Off topic, but on a similar theme, there were a couple of questions on mixing running with P90X2. The answer is it depends but the above paragraph spells it out further. You can run during X2 just fine but you’ll want to do mainly base work (aerobic and/or drills). If you wanted to do X2 during the last prep phases before a race (and you care how fast you run) I would severely abridge the program. Search “P90X running steve edwards” and you’ll find an article or two I wrote on how you might do this.

Finally, Bobby from Norco writes, I was curious when you would put this into a cycle and when you would see the relative benefits (also how long they would last so you could see performance gains including this glycolytic boost)?

Of course, this depends. I like to put muscular endurance training early in a cycle in general because it will make the processes your train later more efficient. There are arguments for placing it elsewhere, all based around your ultimate goals, personal weaknesses, and how much time you have to cycle your training. It’s easier to increase endurance parameters than power parameters so if absolute strength is what you want to increase most you may begin with training that, whether you are a power or endurance athlete. The only answer here that doesn't depend is that you get the best results targeting one system at a time. This is why if time is no issue (rarely the case) systematic training is a better option than trying to improve all of your physiological processes at once.

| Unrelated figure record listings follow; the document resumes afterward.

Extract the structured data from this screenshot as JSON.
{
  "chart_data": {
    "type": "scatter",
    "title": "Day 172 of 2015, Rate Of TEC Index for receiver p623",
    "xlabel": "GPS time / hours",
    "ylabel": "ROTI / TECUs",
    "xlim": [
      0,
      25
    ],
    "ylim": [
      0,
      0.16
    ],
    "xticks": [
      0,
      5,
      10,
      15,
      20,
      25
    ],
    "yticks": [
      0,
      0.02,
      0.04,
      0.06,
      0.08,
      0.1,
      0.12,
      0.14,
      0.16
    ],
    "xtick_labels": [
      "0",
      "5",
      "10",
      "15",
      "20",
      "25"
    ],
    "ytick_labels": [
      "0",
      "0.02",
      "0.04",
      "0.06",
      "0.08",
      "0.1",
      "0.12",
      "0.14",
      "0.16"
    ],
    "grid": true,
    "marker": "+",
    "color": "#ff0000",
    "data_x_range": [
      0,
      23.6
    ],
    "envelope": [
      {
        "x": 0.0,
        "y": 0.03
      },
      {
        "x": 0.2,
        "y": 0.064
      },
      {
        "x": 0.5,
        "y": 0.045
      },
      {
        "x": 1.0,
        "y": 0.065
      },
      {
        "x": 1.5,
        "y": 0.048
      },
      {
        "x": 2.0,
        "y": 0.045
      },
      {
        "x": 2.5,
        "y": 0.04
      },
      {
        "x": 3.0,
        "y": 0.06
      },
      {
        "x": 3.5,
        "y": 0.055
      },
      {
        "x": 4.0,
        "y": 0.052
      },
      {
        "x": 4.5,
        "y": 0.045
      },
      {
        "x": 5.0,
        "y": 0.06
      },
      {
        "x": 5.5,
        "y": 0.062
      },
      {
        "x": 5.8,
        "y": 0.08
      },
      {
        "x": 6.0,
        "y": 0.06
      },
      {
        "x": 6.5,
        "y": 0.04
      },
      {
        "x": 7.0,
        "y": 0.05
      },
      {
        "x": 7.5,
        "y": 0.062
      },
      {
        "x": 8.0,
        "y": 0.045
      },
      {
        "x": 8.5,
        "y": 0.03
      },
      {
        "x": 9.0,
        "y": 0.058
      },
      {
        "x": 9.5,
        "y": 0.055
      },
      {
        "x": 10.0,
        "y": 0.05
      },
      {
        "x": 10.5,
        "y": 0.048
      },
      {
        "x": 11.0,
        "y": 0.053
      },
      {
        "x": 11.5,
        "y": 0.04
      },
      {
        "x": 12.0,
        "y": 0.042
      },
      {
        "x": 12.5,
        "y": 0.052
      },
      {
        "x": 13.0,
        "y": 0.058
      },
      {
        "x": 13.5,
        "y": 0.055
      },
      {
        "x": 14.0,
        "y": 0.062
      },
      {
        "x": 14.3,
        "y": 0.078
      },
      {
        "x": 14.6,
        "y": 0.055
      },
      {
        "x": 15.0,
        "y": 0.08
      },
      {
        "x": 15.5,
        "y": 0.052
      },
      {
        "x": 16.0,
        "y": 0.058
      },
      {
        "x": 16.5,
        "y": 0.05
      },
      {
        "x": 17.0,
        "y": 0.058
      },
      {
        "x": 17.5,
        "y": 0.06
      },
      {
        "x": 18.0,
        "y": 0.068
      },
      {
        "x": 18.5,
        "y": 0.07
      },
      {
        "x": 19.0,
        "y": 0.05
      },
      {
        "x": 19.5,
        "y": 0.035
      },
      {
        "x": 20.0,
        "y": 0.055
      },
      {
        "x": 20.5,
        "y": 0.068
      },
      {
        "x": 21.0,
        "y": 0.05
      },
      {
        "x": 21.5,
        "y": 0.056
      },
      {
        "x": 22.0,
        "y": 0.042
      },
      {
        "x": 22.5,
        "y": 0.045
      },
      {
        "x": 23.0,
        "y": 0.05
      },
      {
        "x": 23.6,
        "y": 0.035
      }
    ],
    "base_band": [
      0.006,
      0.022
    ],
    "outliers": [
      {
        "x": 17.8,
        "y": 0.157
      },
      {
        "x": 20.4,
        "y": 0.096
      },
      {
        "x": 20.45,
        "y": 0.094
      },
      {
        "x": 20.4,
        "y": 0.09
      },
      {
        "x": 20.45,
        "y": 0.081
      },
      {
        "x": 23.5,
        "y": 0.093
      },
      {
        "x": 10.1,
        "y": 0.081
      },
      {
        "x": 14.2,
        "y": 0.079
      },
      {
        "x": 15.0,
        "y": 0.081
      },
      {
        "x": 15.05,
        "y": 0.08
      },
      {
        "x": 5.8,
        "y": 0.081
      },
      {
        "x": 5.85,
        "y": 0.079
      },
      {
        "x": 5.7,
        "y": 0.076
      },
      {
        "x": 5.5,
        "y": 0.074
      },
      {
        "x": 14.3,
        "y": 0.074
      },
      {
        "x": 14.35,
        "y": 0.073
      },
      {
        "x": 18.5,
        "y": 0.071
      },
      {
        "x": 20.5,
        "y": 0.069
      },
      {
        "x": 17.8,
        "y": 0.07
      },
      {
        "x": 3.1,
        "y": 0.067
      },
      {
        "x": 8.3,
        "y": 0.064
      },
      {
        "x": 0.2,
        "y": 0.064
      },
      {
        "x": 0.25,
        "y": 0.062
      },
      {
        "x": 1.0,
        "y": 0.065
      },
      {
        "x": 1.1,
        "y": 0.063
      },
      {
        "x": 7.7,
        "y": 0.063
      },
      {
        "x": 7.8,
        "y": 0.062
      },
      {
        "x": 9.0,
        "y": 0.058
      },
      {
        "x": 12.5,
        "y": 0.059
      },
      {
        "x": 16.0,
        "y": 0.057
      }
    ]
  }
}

The same answer applies to how long the results with last, which is based on what you do. If you stop training your results won’t last very long and the same is true if you over train. If you train perfectly you’ll basically never lose your results but if that were possible this entire game we’re playing and, in fact, probably even sports would cease to exist. As a general rule I like to do at least one cycle (3 to 6 weeks) of muscular endurance per year in the gym (how much sports specific muscular endurance training I do, well, depends...).

*Power athletes should all read Speed Trap, a book written by Charlie Francis, former world record 100 meter runner Ben Johnson’s coach

pic: don't confuse muscular endurance with endurance training. too much endurance training takes away from power and vice-versa, but efficient muscle cell function gained by training allows you to better target goals in either realm, power or endurance.